As we add more water to the flour, the flour becomes less dependent on butter for water. In fact, it’s already formed some gluten by the time it’s added to the butter. The flour doesn’t need as much surface area to absorb water, so the dough forms more before the mixture becomes sandy.

Stiffer, then stickier dough
The doughs’ consistencies also changed as we added more water. The doughs with 1/2 and 1 tsp additional water were noticeably stiffer than the control and quite nice to work with. Beyond 1 tsp, however, the doughs became soft, more like bread dough than cookie dough. As you can see in the photo above, the 1-Tbsp dough was a little shaggy.
The more water we add to the flour, the more gluten forms in the dough. With 1/2 and 1 tsp water, enough gluten developed to lend the dough noticeable structure and strength. Beyond that, the additional gluten started to render the dough sticky and soft.


More spread during baking
As you can see in the photos above, the cookies with water spread more as they baked. The spread was more obvious in earlier tests that added more than two tablespoons of water to each third-cup portion of flour, but you can see the spread in the angled edges and flatness of the 1-Tbsp cookies.
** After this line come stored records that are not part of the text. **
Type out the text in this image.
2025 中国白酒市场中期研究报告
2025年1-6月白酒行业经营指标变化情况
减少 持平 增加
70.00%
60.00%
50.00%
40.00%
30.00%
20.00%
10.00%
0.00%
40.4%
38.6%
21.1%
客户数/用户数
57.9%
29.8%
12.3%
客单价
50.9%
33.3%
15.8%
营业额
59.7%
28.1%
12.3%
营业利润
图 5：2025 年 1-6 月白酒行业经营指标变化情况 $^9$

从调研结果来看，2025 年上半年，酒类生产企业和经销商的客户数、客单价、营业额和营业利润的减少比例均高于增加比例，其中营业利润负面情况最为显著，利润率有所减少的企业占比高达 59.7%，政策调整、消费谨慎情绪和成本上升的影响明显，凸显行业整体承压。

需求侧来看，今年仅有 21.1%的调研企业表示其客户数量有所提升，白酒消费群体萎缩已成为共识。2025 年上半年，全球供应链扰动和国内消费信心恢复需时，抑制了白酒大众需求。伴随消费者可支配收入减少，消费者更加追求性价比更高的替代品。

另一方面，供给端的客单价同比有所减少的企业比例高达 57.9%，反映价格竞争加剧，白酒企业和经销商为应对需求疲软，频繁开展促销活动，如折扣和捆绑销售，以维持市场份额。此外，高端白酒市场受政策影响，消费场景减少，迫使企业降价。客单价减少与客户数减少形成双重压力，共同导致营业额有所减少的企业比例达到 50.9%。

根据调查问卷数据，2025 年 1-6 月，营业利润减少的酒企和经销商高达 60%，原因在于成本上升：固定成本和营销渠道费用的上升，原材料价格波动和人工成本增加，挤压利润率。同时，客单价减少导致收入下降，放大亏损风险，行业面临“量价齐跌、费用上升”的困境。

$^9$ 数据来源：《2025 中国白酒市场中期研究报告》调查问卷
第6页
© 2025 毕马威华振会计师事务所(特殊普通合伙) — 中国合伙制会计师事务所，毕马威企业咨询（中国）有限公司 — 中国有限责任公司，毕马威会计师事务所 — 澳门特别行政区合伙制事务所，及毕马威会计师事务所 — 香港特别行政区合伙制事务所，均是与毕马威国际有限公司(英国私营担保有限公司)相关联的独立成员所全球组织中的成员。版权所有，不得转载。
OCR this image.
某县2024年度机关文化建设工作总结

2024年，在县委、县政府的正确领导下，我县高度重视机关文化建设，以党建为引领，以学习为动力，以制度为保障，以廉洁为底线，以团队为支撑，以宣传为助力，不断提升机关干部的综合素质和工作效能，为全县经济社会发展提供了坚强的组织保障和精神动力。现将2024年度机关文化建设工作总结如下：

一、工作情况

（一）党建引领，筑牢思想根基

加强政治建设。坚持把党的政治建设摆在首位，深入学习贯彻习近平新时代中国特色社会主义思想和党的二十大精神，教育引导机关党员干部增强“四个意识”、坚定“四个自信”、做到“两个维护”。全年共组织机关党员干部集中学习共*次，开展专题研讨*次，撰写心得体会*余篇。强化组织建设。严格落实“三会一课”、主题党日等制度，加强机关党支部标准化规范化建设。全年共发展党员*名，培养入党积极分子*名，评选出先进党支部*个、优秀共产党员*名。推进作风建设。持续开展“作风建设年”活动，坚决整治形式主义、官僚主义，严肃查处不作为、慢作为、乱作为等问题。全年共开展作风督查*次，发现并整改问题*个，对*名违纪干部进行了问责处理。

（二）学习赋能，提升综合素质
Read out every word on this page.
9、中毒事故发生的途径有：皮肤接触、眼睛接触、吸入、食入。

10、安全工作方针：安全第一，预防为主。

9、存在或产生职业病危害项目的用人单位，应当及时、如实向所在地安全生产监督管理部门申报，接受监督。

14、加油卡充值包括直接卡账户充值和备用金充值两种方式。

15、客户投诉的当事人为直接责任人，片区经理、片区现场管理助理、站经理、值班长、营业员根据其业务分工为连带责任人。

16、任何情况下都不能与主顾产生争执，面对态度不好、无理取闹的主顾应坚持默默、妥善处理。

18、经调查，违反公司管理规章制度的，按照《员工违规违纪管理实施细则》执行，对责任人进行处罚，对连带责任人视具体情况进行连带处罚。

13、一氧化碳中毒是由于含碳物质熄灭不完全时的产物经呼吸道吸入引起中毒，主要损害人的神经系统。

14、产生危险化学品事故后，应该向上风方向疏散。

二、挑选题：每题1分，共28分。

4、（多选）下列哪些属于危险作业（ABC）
The spread is consistent with the stickier dough we observed. Wetter dough tends to spread more because it flows a little bit, like liquid. The more water in the dough, the more it has spread by the time the cookies have set. You can also see the difference inside the cookie, with the darker coloring inside the cookies with more water. The color homogenized disappeared after a day or so, suggesting that the cookies with more water hadn’t dried as much as the control cookies in the oven.

Uneven surfaces
The cookies with more water, especially with 2 tsp and 1 Tbsp, also developed pockmarked surfaces as they baked. As discussed above, as we added more water, the flour particles stayed in larger chunks before coming together to form a cohesive dough. This may have resulted in uneven incorporation of the flour and butter. In the oven, as the dough warmed up, the larger chunks of butter melted and soaked into the surrounding cookie, leaving holes where there was butter without much flour to hold it in place.
Chewier cookies
As more water was added to the cookies, the cookies developed a different texture. Some tasters described it as “mushy” as opposed to the crunchy crumbliness of the control cookies. I found the texture almost bread-like and doughy by the 1-Tbsp dough. In fact, the first time I tried this experiment, I added more than 2 Tbsp water to a portion of flour. Those cookies were tough, rubbery, and awful.
Compared against the control, the textural difference was noticeable (though not egregious) by the 1/2-tsp dough, though when one tester went straight down the line of increasing water content, she could not determine any differences among the cookies. It was only after comparing the control to the 1-Tbsp cookies that she knew what to look for.
As we discussed in the introduction, gluten contributes structure and texture to the final baked good. The control cookies, with minimal gluten, crumble and melt in the mouth. As water and gluten increase, however, the cookies develop a noticeable chew. The taste testers loved the texture of the control cookies. Not so much the ones with more water.
Conclusions
The original recipe we tested created a delicious shortbread cookie that did not need the structural help from additional water. However, some crumbly doughs could use a drop of extra water to be easier to work without sacrificing texture. Shirley Corriher uses this strategy in her wedding cookies, which are essentially shortbread cookies with lots of nuts. Since mix-ins hinder gluten structure, the water helps hold the dough together while still producing a wonderfully crumbly cookie. Or, if you wanted to try making shortbread cookies with brown butter, you might consider adding water to replace the water lost from the butter.
From our taste tests, we’d feel comfortable adding up to 1/2 tsp water to 1/3 c flour for minimal change in texture (make sure to scale up—that’s 1 1/2 tsp for every cup of flour). But ultimately, the amount depends on the texture you’re aiming for. I will say that adding 7 tsp of water to 1/3 c dough (that’s 3/8 c water per cup of flour) in my first attempt at this experiment was way too much. The result was dense and tough. The cookie (if you could call it that) probably would have bounced it I threw it on the ground.
References
Corriher, S. O. Bakewise; Scribner: New York, 2008.
Figoni, P. How Baking Works, 3rd ed.; John Wiley & Sons, Inc.: Hoboken, 2011.